In this particular case, what we need to do concretely is override the Get() method of the ISolrConnection service and make it issue POST requests instead of GET. We can write a decorator to achieve this:
public class PostSolrConnection : ISolrConnection { private readonly ISolrConnection conn; private readonly string serverUrl; public PostSolrConnection(ISolrConnection conn, string serverUrl) { this.conn = conn; this.serverUrl = serverUrl; } public string Post(string relativeUrl, string s) { return conn.Post(relativeUrl, s); } public string Get(string relativeUrl, IEnumerable<KeyValuePair<string, string>> parameters) { var u = new UriBuilder(serverUrl); u.Path += relativeUrl; var request = (HttpWebRequest) WebRequest.Create(u.Uri); request.Method = "POST"; request.ContentType = "application/x-www-form-urlencoded"; var qs = string.Join("&", parameters .Select(kv => string.Format("{0}={1}", HttpUtility.UrlEncode(kv.Key), HttpUtility.UrlEncode(kv.Value))) .ToArray()); request.ContentLength = Encoding.UTF8.GetByteCount(qs); request.ProtocolVersion = HttpVersion.Version11; request.KeepAlive = true; try { using (var postParams = request.GetRequestStream()) using (var sw = new StreamWriter(postParams)) sw.Write(qs); using (var response = request.GetResponse()) using (var responseStream = response.GetResponseStream()) using (var sr = new StreamReader(responseStream, Encoding.UTF8, true)) return sr.ReadToEnd(); } catch (WebException e) { throw new SolrConnectionException(e); } } }
Now we have to apply this decorator:
private static void Main(string[] args) { Startup.Init<Dictionary<string, object>>(new PostSolrConnection(new SolrConnection(serverURL), serverURL)); var solr = Startup.Container.GetInstance<ISolrOperations<Dictionary<string, object>>>(); solr.Query(Query.Field("id").In(Enumerable.Range(0, 1000).Select(x => x.ToString()).ToArray())); }
That's it! If you're using Windsor, applying the decorator looks like this:
private static void Main(string[] args) { var container = new WindsorContainer(); container.Register(Component.For<ISolrConnection>() .ImplementedBy<PostSolrConnection>() .Parameters(Parameter.ForKey("serverUrl").Eq(serverURL))); container.AddFacility("solr", new SolrNetFacility(serverURL)); var solr = container.Resolve<ISolrOperations<Dictionary<string, object>>>(); solr.Query(Query.Field("id").In(Enumerable.Range(0, 1000).Select(x => x.ToString()).ToArray())); }
This is the real benefit of writing decoupled code. Not testability, but flexibility. Testability is nice of course, but not the primary purpose.
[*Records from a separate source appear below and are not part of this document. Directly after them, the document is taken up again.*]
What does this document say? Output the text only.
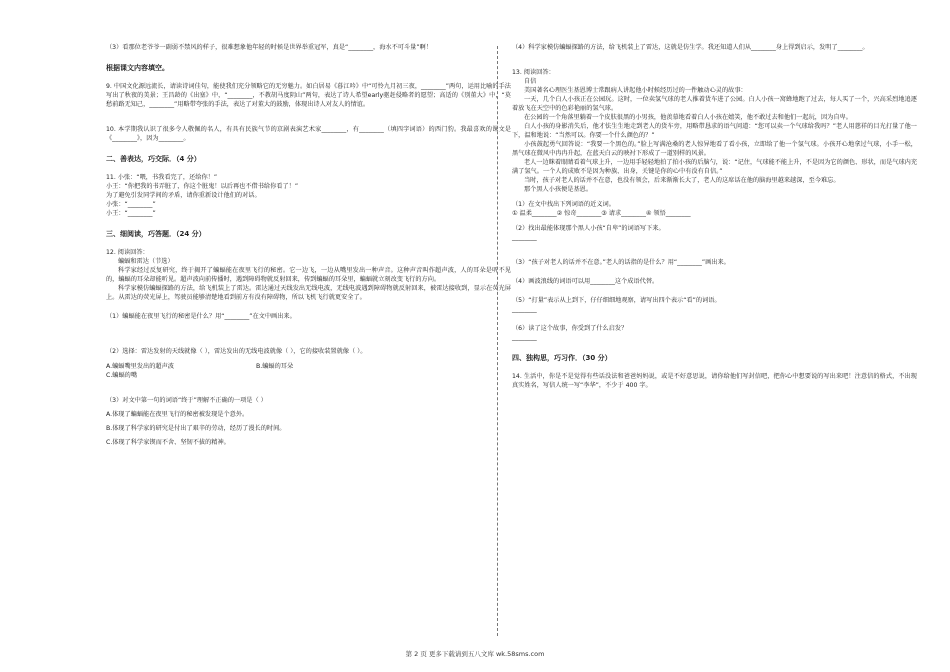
（3）看那位老爷爷一副弱不禁风的样子，很难想象他年轻的时候是世界举重冠军，真是“________，海水不可斗量”啊！

根据课文内容填空。

9. 中国文化源远流长，请读诗词佳句，能使我们充分领略它的无穷魅力。如白居易《暮江吟》中“可怜九月初三夜，________”两句，运用比喻的手法写出了秋夜的美景；王昌龄的《出塞》中，“________，不教胡马度阴山”两句，表达了诗人希望early驱赶侵略者的愿望；高适的《别董大》中，“莫愁前路无知己，________”用略带夸张的手法，表达了对董大的鼓励，体现出诗人对友人的情谊。

10. 本学期我认识了很多令人敬佩的名人，有具有民族气节的京剧表演艺术家________，有________（填四字词语）的西门豹。我最喜欢的课文是《________》，因为________。

二、善表达，巧交际．（4 分）

11. 小张：“喂，书我看完了，还给你！”

小王：“你把我的书弄脏了，你这个脏鬼！以后再也不借书给你看了！”

为了避免引发同学间的矛盾，请你重新设计他们的对话。

小张：“________”

小王：“________”

三、细阅读，巧答题．（24 分）

12. 阅读回答：

蝙蝠和雷达（节选）

科学家经过反复研究，终于揭开了蝙蝠能在夜里飞行的秘密。它一边飞，一边从嘴里发出一种声音。这种声音叫作超声波，人的耳朵是听不见的，蝙蝠的耳朵却能听见。超声波向前传播时，遇到障碍物就反射回来，传到蝙蝠的耳朵里，蝙蝠就立刻改变飞行的方向。

科学家模仿蝙蝠探路的方法，给飞机装上了雷达。雷达通过天线发出无线电波，无线电波遇到障碍物就反射回来，被雷达接收到，显示在荧光屏上。从雷达的荧光屏上，驾驶员能够清楚地看到前方有没有障碍物，所以飞机飞行就更安全了。

（1）蝙蝠能在夜里飞行的秘密是什么？用“________”在文中画出来。

（2）选择：雷达发射的天线就像（ ），雷达发出的无线电波就像（ ），它的接收装置就像（ ）。

A.蝙蝠嘴里发出的超声波	B.蝙蝠的耳朵

C.蝙蝠的嘴

（3）对文中第一句的词语“终于”理解不正确的一项是（ ）

A.体现了蝙蝠能在夜里飞行的秘密被发现是个意外。

B.体现了科学家的研究是付出了艰辛的劳动，经历了漫长的时间。

C.体现了科学家锲而不舍、坚韧不拔的精神。

（4）科学家模仿蝙蝠探路的方法，给飞机装上了雷达，这就是仿生学。我还知道人们从________身上得到启示，发明了________。

13. 阅读回答：

自信

美国著名心理医生基恩博士常跟病人讲起他小时候经历过的一件触动心灵的故事：

一天，几个白人小孩正在公园玩。这时，一位卖氢气球的老人推着货车进了公园。白人小孩一窝蜂地跑了过去，每人买了一个，兴高采烈地追逐着放飞在天空中的色彩艳丽的氢气球。

在公园的一个角落里躺着一个皮肤很黑的小男孩，他羡慕地看着白人小孩在嬉笑，他不敢过去和他们一起玩，因为自卑。

白人小孩的身影消失后，他才怯生生地走到老人的货车旁，用略带恳求的语气问道：“您可以卖一个气球给我吗？”老人用慈祥的目光打量了他一下，温和地说：“当然可以。你要一个什么颜色的？”

小孩鼓起勇气回答说：“我要一个黑色的。”脸上写满沧桑的老人惊异地看了看小孩，立即给了他一个氢气球。小孩开心地拿过气球，小手一松，黑气球在微风中冉冉升起，在蓝天白云的映衬下形成了一道别样的风景。

老人一边眯着眼睛看着气球上升，一边用手轻轻地拍了拍小孩的后脑勺，说：“记住，气球能不能上升，不是因为它的颜色、形状，而是气球内充满了氢气。一个人的成败不是因为种族、出身，关键是你的心中有没有自信。”

当时，孩子对老人的话并不在意，也没有领会，后来渐渐长大了，老人的这席话在他的脑海里越来越深，至今难忘。

那个黑人小孩便是基恩。

（1）在文中找出下列词语的近义词。

① 温柔________② 惊奇________③ 请求________④ 领悟________

（2）找出最能体现那个黑人小孩“自卑”的词语写下来。

________

（3）“孩子对老人的话并不在意。”老人的话指的是什么？用“________”画出来。

（4）画波浪线的词语可以用________这个成语代替。

（5）“打量”表示从上到下，仔仔细细地观察，请写出四个表示“看”的词语。

________

（6）读了这个故事，你受到了什么启发？

________

四、独构思，巧习作．（30 分）

14. 生活中，你是不是觉得有些话没法和爸爸妈妈说，或是不好意思说，请你给他们写封信吧，把你心中想要说的写出来吧！注意信的格式，不出现真实姓名，写信人统一写“李华”，不少于 400 字。

第 2 页 更多下载请到五八文库 wk.58sms.com
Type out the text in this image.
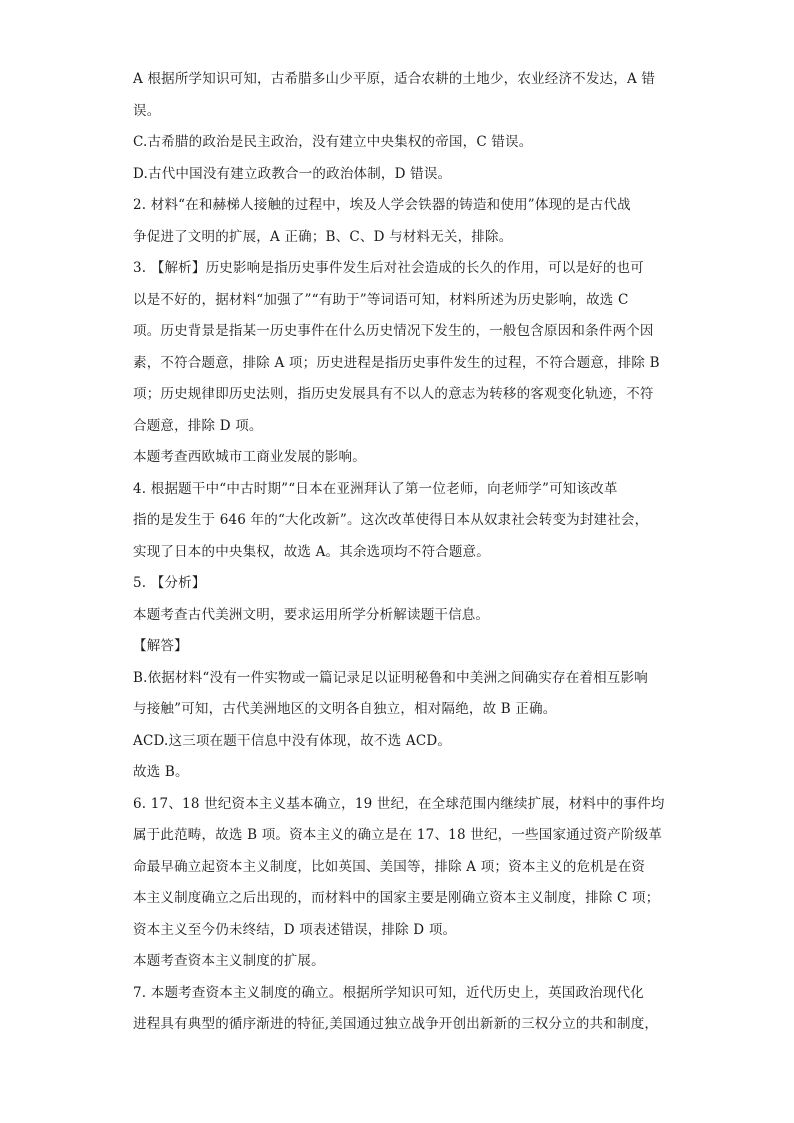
A 根据所学知识可知，古希腊多山少平原，适合农耕的土地少，农业经济不发达，A 错
误。
C.古希腊的政治是民主政治，没有建立中央集权的帝国，C 错误。
D.古代中国没有建立政教合一的政治体制，D 错误。
2. 材料“在和赫梯人接触的过程中，埃及人学会铁器的铸造和使用”体现的是古代战
争促进了文明的扩展，A 正确；B、C、D 与材料无关，排除。
3. 【解析】历史影响是指历史事件发生后对社会造成的长久的作用，可以是好的也可
以是不好的，据材料“加强了”“有助于”等词语可知，材料所述为历史影响，故选 C
项。历史背景是指某一历史事件在什么历史情况下发生的，一般包含原因和条件两个因
素，不符合题意，排除 A 项；历史进程是指历史事件发生的过程，不符合题意，排除 B
项；历史规律即历史法则，指历史发展具有不以人的意志为转移的客观变化轨迹，不符
合题意，排除 D 项。
本题考查西欧城市工商业发展的影响。
4. 根据题干中“中古时期”“日本在亚洲拜认了第一位老师，向老师学”可知该改革
指的是发生于 646 年的“大化改新”。这次改革使得日本从奴隶社会转变为封建社会，
实现了日本的中央集权，故选 A。其余选项均不符合题意。
5. 【分析】
本题考查古代美洲文明，要求运用所学分析解读题干信息。
【解答】
B.依据材料“没有一件实物或一篇记录足以证明秘鲁和中美洲之间确实存在着相互影响
与接触”可知，古代美洲地区的文明各自独立，相对隔绝，故 B 正确。
ACD.这三项在题干信息中没有体现，故不选 ACD。
故选 B。
6. 17、18 世纪资本主义基本确立，19 世纪，在全球范围内继续扩展，材料中的事件均
属于此范畴，故选 B 项。资本主义的确立是在 17、18 世纪，一些国家通过资产阶级革
命最早确立起资本主义制度，比如英国、美国等，排除 A 项；资本主义的危机是在资
本主义制度确立之后出现的，而材料中的国家主要是刚确立资本主义制度，排除 C 项；
资本主义至今仍未终结，D 项表述错误，排除 D 项。
本题考查资本主义制度的扩展。
7. 本题考查资本主义制度的确立。根据所学知识可知，近代历史上，英国政治现代化
进程具有典型的循序渐进的特征,美国通过独立战争开创出新新的三权分立的共和制度，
When your code is decoupled, you can even implement entire features mostly by rearranging the object graph. This is pretty much how I implemented multicore support in SolrNet.
The PostSolrConnection implementation above works with SolrNet 0.3.0 and probably also 0.2.3. PostSolrConnection is not the default because: a) it needs to be tested thoroughly, and b) Solr doesn't emit cache headers when POSTing so it precludes caching.